The clinical picture of bilateral recurrent laryngeal nerve palsy (BRLNP) is dominated by inspiratory stridor and respiratory distress, while phonation is relatively less affected. BRLNP is rare, occurring in approx. 0.2% of thyroidectomies for benign thyroid affections. (2) Epidemiological data on late BRLNP after thyroidectomy is spares. Thermann et al. reported on 11 cases among 3492 surgical interventions at the thyroid gland showing normal function of both vocal cords immediately after the operation, but developing laryngeal nerve palsy in the following 3 – 4 days. (3) This pathology may be underestimated since laryngoscopy is usually performed early after thyroidectomy. Data on the optimal timing of postoperative laryngoscopy is spares and favors an early examination 48 hours postoperatively. (4)
The pathogenesis of late BRLNP is largely unknown. Multiple mechanisms may be implicated. These include mechanical damage by compression or stretching during local cicatrisation, perineural devascularisation during inflammatory remodeling, or direct affection by postoperative inflammatory processes.
In the pediatric population, hypocalcaemia constitutes an important cause for stridor and respiratory distress due to laryngospasm. (5) There are several reports on stridor secondary to hypocalcaemia laryngospasm also in the elderly population. (6) In our patient, laboratory analysis revealed the presence of severe hypocalcaemia at admission to the emergency room. Thus, hypocalcaemic laryngospasm was another important differential diagnosis in our case. Hypocalcaemia is a frequent condition after thyroidectomy occurring transiently in up to 50% of patients.

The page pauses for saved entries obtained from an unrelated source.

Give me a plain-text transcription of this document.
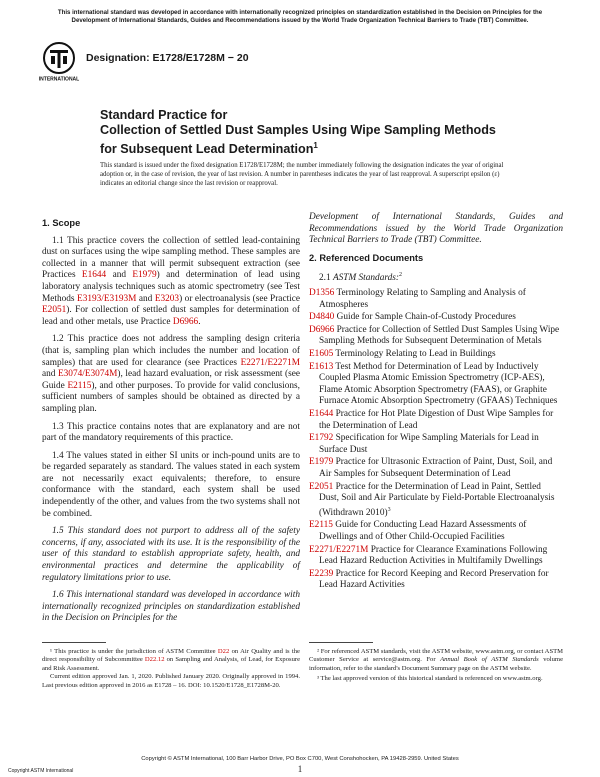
This international standard was developed in accordance with internationally recognized principles on standardization established in the Decision on Principles for the Development of International Standards, Guides and Recommendations issued by the World Trade Organization Technical Barriers to Trade (TBT) Committee.
INTERNATIONAL
Designation: E1728/E1728M − 20
Standard Practice for
Collection of Settled Dust Samples Using Wipe Sampling Methods for Subsequent Lead Determination$^1$
This standard is issued under the fixed designation E1728/E1728M; the number immediately following the designation indicates the year of original adoption or, in the case of revision, the year of last revision. A number in parentheses indicates the year of last reapproval. A superscript epsilon (ε) indicates an editorial change since the last revision or reapproval.
1. Scope
1.1 This practice covers the collection of settled lead-containing dust on surfaces using the wipe sampling method. These samples are collected in a manner that will permit subsequent extraction (see Practices E1644 and E1979) and determination of lead using laboratory analysis techniques such as atomic spectrometry (see Test Methods E3193/E3193M and E3203) or electroanalysis (see Practice E2051). For collection of settled dust samples for determination of lead and other metals, use Practice D6966.
1.2 This practice does not address the sampling design criteria (that is, sampling plan which includes the number and location of samples) that are used for clearance (see Practices E2271/E2271M and E3074/E3074M), lead hazard evaluation, or risk assessment (see Guide E2115), and other purposes. To provide for valid conclusions, sufficient numbers of samples should be obtained as directed by a sampling plan.
1.3 This practice contains notes that are explanatory and are not part of the mandatory requirements of this practice.
1.4 The values stated in either SI units or inch-pound units are to be regarded separately as standard. The values stated in each system are not necessarily exact equivalents; therefore, to ensure conformance with the standard, each system shall be used independently of the other, and values from the two systems shall not be combined.
1.5 This standard does not purport to address all of the safety concerns, if any, associated with its use. It is the responsibility of the user of this standard to establish appropriate safety, health, and environmental practices and determine the applicability of regulatory limitations prior to use.
1.6 This international standard was developed in accordance with internationally recognized principles on standardization established in the Decision on Principles for the
Development of International Standards, Guides and Recommendations issued by the World Trade Organization Technical Barriers to Trade (TBT) Committee.
2. Referenced Documents
2.1 ASTM Standards:$^2$
D1356 Terminology Relating to Sampling and Analysis of Atmospheres
D4840 Guide for Sample Chain-of-Custody Procedures
D6966 Practice for Collection of Settled Dust Samples Using Wipe Sampling Methods for Subsequent Determination of Metals
E1605 Terminology Relating to Lead in Buildings
E1613 Test Method for Determination of Lead by Inductively Coupled Plasma Atomic Emission Spectrometry (ICP-AES), Flame Atomic Absorption Spectrometry (FAAS), or Graphite Furnace Atomic Absorption Spectrometry (GFAAS) Techniques
E1644 Practice for Hot Plate Digestion of Dust Wipe Samples for the Determination of Lead
E1792 Specification for Wipe Sampling Materials for Lead in Surface Dust
E1979 Practice for Ultrasonic Extraction of Paint, Dust, Soil, and Air Samples for Subsequent Determination of Lead
E2051 Practice for the Determination of Lead in Paint, Settled Dust, Soil and Air Particulate by Field-Portable Electroanalysis (Withdrawn 2010)$^3$
E2115 Guide for Conducting Lead Hazard Assessments of Dwellings and of Other Child-Occupied Facilities
E2271/E2271M Practice for Clearance Examinations Following Lead Hazard Reduction Activities in Multifamily Dwellings
E2239 Practice for Record Keeping and Record Preservation for Lead Hazard Activities
¹ This practice is under the jurisdiction of ASTM Committee D22 on Air Quality and is the direct responsibility of Subcommittee D22.12 on Sampling and Analysis, of Lead, for Exposure and Risk Assessment.
Current edition approved Jan. 1, 2020. Published January 2020. Originally approved in 1994. Last previous edition approved in 2016 as E1728 – 16. DOI: 10.1520/E1728_E1728M-20.
² For referenced ASTM standards, visit the ASTM website, www.astm.org, or contact ASTM Customer Service at service@astm.org. For Annual Book of ASTM Standards volume information, refer to the standard's Document Summary page on the ASTM website.
³ The last approved version of this historical standard is referenced on www.astm.org.
Copyright © ASTM International, 100 Barr Harbor Drive, PO Box C700, West Conshohocken, PA 19428-2959. United States
1
Copyright ASTM International
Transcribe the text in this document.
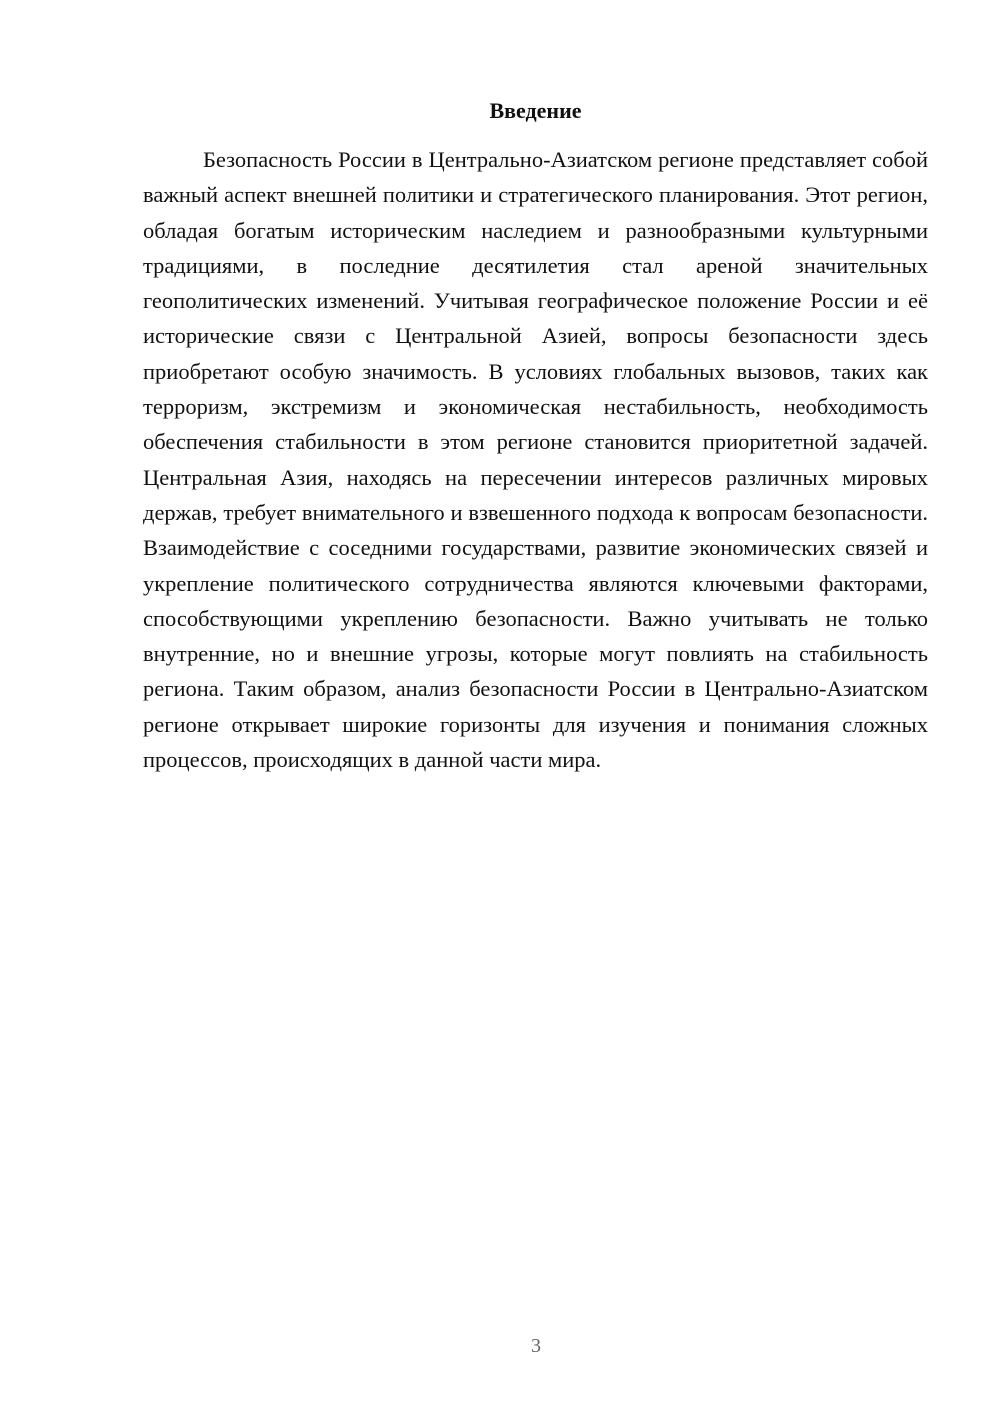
Введение

Безопасность России в Центрально-Азиатском регионе представляет собой важный аспект внешней политики и стратегического планирования. Этот регион, обладая богатым историческим наследием и разнообразными культурными традициями, в последние десятилетия стал ареной значительных геополитических изменений. Учитывая географическое положение России и её исторические связи с Центральной Азией, вопросы безопасности здесь приобретают особую значимость. В условиях глобальных вызовов, таких как терроризм, экстремизм и экономическая нестабильность, необходимость обеспечения стабильности в этом регионе становится приоритетной задачей. Центральная Азия, находясь на пересечении интересов различных мировых держав, требует внимательного и взвешенного подхода к вопросам безопасности. Взаимодействие с соседними государствами, развитие экономических связей и укрепление политического сотрудничества являются ключевыми факторами, способствующими укреплению безопасности. Важно учитывать не только внутренние, но и внешние угрозы, которые могут повлиять на стабильность региона. Таким образом, анализ безопасности России в Центрально-Азиатском регионе открывает широкие горизонты для изучения и понимания сложных процессов, происходящих в данной части мира.

3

However, after adequate calcium substitution, vocal cord immobility persisted, thus excluding a hypocalcaemia origin.
Emergency treatment of BRLNP requires acute airway protection. Orotracheal intubation in the emergency setting may prove difficult due to the paramedian position of vocal cords, and tracheostomy may be necessary. Depending on the body mass index, the presence of comorbidity and the usual physical activity, patients with BRLNP suffer from various degrees of dyspnea. Four to 14 % of patients tolerate this condition. Almost two thirds of dysfunctional vocal cords recover spontaneously within 4 weeks after thyroidectomy. (7) If no spontaneous restitution of the RLN function develops, microscopic endoscopic laryngeal surgery may restore airway patency and achieve decannulation.
In the above report we show that late onset palsy of the RLN should be included in the differential diagnosis in patients suffering from severe respiratory distress and presenting recent history of thyroid surgery. In European countries, clinicians favor a hospital stay for at least 72 hours after thyroidectomy in order to rapidly detect and treat potential complications. However, many authors, especially in the United States, advocate for thyroidectomy in a short-stay or out-patient setting. Under increasing economic pressure in health systems worldwide, the length of the hospital stay after thyroid surgery will shorten and emergency physicians will be increasingly confronted to postoperative complications of thyroid surgery.